The difference between a successful entrepreneur and a failed business is an emotionally invested mentor.
So says entrepreneur Allon Raiz, chief excitement officer at business incubator Raizcorp that assists over 400 businesses in Africa. He was speaking at the Enterprise Development Expo 2014 hosted by Smart Procurement World, in partnership with Absa, at the Cape Town International Convention Centre last month.
The conference, which was the first of its kind in the Western Cape, is aimed at assisting big business and government to tailor their enterprise development programmes to better develop small suppliers. Raiz was addressing attendees of the conference about what enterprise development programmes lacked and what was needed to rectify this.
“Success has nothing to do with a business plan, but with character and ability to fight and fight and fight and because of somebody’s belief in you,” says Raiz.
He based this statement on real-life case studies that both involved his own experiences.
He compares the lives of two individuals who both started off with privileged lives and the started their own businesses. The difference between the one whose business was a success and the failed business was an “emotionally invested mentor”.

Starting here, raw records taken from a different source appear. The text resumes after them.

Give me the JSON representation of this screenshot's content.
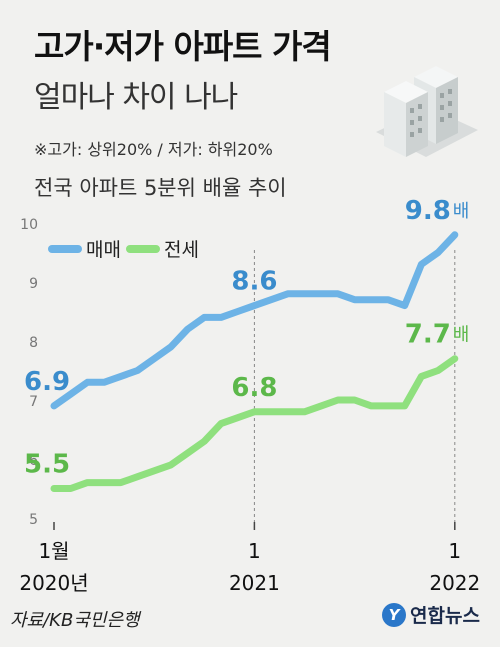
{
  "title": "고가·저가 아파트 가격",
  "subtitle": "얼마나 차이 나나",
  "note": "※고가: 상위20% / 저가: 하위20%",
  "chart_heading": "전국 아파트 5분위 배율 추이",
  "source": "자료/KB국민은행",
  "brand": {
    "logo_char": "Y",
    "name": "연합뉴스"
  },
  "colors": {
    "sale": "#6db3e6",
    "jeonse": "#8fe07e",
    "sale_label": "#3a8ccc",
    "jeonse_label": "#5cb84a"
  },
  "chart_data": {
    "type": "line",
    "x_start": "2020-01",
    "x_ticks": [
      {
        "index": 0,
        "line1": "1월",
        "line2": "2020년"
      },
      {
        "index": 12,
        "line1": "1",
        "line2": "2021"
      },
      {
        "index": 24,
        "line1": "1",
        "line2": "2022"
      }
    ],
    "y_ticks": [
      5,
      6,
      7,
      8,
      9,
      10
    ],
    "ylim": [
      5,
      10
    ],
    "unit": "배",
    "series": [
      {
        "name": "매매",
        "values": [
          6.9,
          7.1,
          7.3,
          7.3,
          7.4,
          7.5,
          7.7,
          7.9,
          8.2,
          8.4,
          8.4,
          8.5,
          8.6,
          8.7,
          8.8,
          8.8,
          8.8,
          8.8,
          8.7,
          8.7,
          8.7,
          8.6,
          9.3,
          9.5,
          9.8
        ],
        "labels": [
          {
            "index": 0,
            "text": "6.9"
          },
          {
            "index": 12,
            "text": "8.6"
          },
          {
            "index": 24,
            "text": "9.8",
            "unit": true
          }
        ]
      },
      {
        "name": "전세",
        "values": [
          5.5,
          5.5,
          5.6,
          5.6,
          5.6,
          5.7,
          5.8,
          5.9,
          6.1,
          6.3,
          6.6,
          6.7,
          6.8,
          6.8,
          6.8,
          6.8,
          6.9,
          7.0,
          7.0,
          6.9,
          6.9,
          6.9,
          7.4,
          7.5,
          7.7
        ],
        "labels": [
          {
            "index": 0,
            "text": "5.5"
          },
          {
            "index": 12,
            "text": "6.8"
          },
          {
            "index": 24,
            "text": "7.7",
            "unit": true
          }
        ]
      }
    ]
  }
}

He made a second comparison of where he compared the lives of two underprivileged individuals – one took over her family business after her father died and the other started a business after attending a course. The former was successful and the latter is now working in a bakery according to Raiz. The difference, he says, is once again an emotionally invested mentor.
This was something he felt was lacking in enterprise development programmes and stressed that not everyone that has a business idea is an entrepreneur, that mentors with academic experience but no actual experience in running a business were not necessarily the best-suited to coach entrepreneurs and that entrepreneurs required support in all aspects of their life as running a business is not a normal nine to five job.

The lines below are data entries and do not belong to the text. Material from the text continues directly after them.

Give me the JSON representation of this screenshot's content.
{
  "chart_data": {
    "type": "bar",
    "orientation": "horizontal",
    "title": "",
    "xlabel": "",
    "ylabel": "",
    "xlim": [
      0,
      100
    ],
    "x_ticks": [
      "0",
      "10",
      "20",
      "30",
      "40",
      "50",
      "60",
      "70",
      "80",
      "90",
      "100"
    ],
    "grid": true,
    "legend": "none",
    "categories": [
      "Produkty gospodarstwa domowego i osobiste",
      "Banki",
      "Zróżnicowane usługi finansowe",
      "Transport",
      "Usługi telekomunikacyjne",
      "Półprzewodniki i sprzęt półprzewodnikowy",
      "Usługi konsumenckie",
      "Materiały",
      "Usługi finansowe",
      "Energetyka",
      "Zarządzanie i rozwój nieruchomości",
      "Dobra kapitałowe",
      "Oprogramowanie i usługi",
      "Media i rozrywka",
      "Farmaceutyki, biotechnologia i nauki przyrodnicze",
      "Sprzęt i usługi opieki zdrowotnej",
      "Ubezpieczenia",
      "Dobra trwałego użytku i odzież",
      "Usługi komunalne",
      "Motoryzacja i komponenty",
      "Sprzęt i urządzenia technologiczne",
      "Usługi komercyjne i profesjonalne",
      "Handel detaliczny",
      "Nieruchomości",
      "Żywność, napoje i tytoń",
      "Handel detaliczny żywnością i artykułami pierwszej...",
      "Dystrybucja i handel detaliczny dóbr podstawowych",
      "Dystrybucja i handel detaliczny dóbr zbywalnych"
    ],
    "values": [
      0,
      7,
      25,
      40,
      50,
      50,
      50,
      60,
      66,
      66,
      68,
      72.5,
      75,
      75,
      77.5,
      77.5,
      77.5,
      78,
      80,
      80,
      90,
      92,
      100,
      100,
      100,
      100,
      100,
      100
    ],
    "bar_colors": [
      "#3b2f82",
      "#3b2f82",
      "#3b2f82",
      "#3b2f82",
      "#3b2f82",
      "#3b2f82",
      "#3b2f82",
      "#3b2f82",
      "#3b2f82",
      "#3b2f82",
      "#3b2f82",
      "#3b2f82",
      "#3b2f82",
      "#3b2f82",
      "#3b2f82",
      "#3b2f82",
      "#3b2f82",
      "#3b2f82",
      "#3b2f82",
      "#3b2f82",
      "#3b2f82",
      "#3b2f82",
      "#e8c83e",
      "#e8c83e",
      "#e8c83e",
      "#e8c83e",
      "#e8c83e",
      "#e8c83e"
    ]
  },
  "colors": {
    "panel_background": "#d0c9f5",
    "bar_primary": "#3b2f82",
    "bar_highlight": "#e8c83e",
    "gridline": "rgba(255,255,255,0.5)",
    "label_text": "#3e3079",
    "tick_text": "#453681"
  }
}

“Sometimes we focus on the experience in industry and look at academic qualifications and people who have just left university and now mentor entrepreneurs who do not have that experience instead of finding someone who has actual experience in running a business in addition to having the academic qualifications,” says Raiz.

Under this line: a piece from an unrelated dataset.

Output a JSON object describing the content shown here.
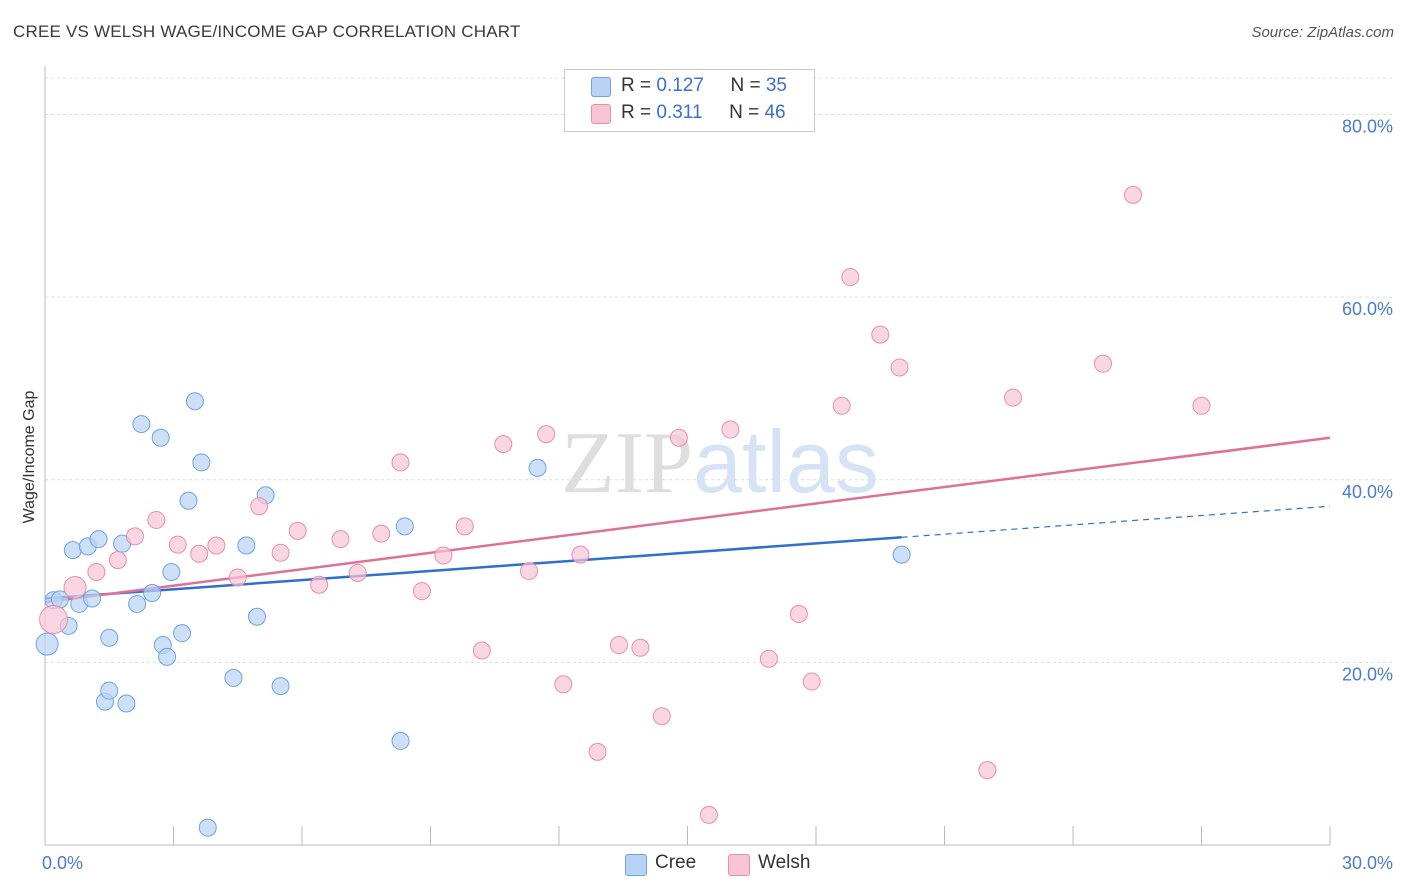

He further listed an example where 31 mentors were asked to work out net profit and only two were able to do so.
He also pointed out by signing up the right kind of people for the enterprise development programmes big business would create jobs for all those people involved in big businesses, that were not necessarily suited to run business.
Another prominent speaker at the event was Shell South Africa’s procurement manager, Annelien Herringer. With 24 years of experience in the procurement sector,
Herringer repeatedly stated that the role of procurement managers was changing and that a definite way to ensure progress was for the transformation manager and procurement manager to work together instead of on opposing sides.
“Cost reduction when procuring is becoming less of a factor. The supplier needs to deliver quality.,” says Herringer.
Communication was also unclear between big business and its suppliers and 90% of disputes arose from unclear deliverables according to Herringer.
“ The biggest supplier is also not necessarily the best supplier. Invest in your suppliers, it takes time,” Herringer told her fellow counterparts.
She said that Shell looked at the supplier’s ethics and basic business acumen skills as the supplier’s credibility would be a reflection on the big business.
Other big businesses present at the event included Pioneer Foods, Transnet and various government departments.
The Johannesburg leg of the expo will be held in September 2014 at Gallagher Convention Centre in Midrand.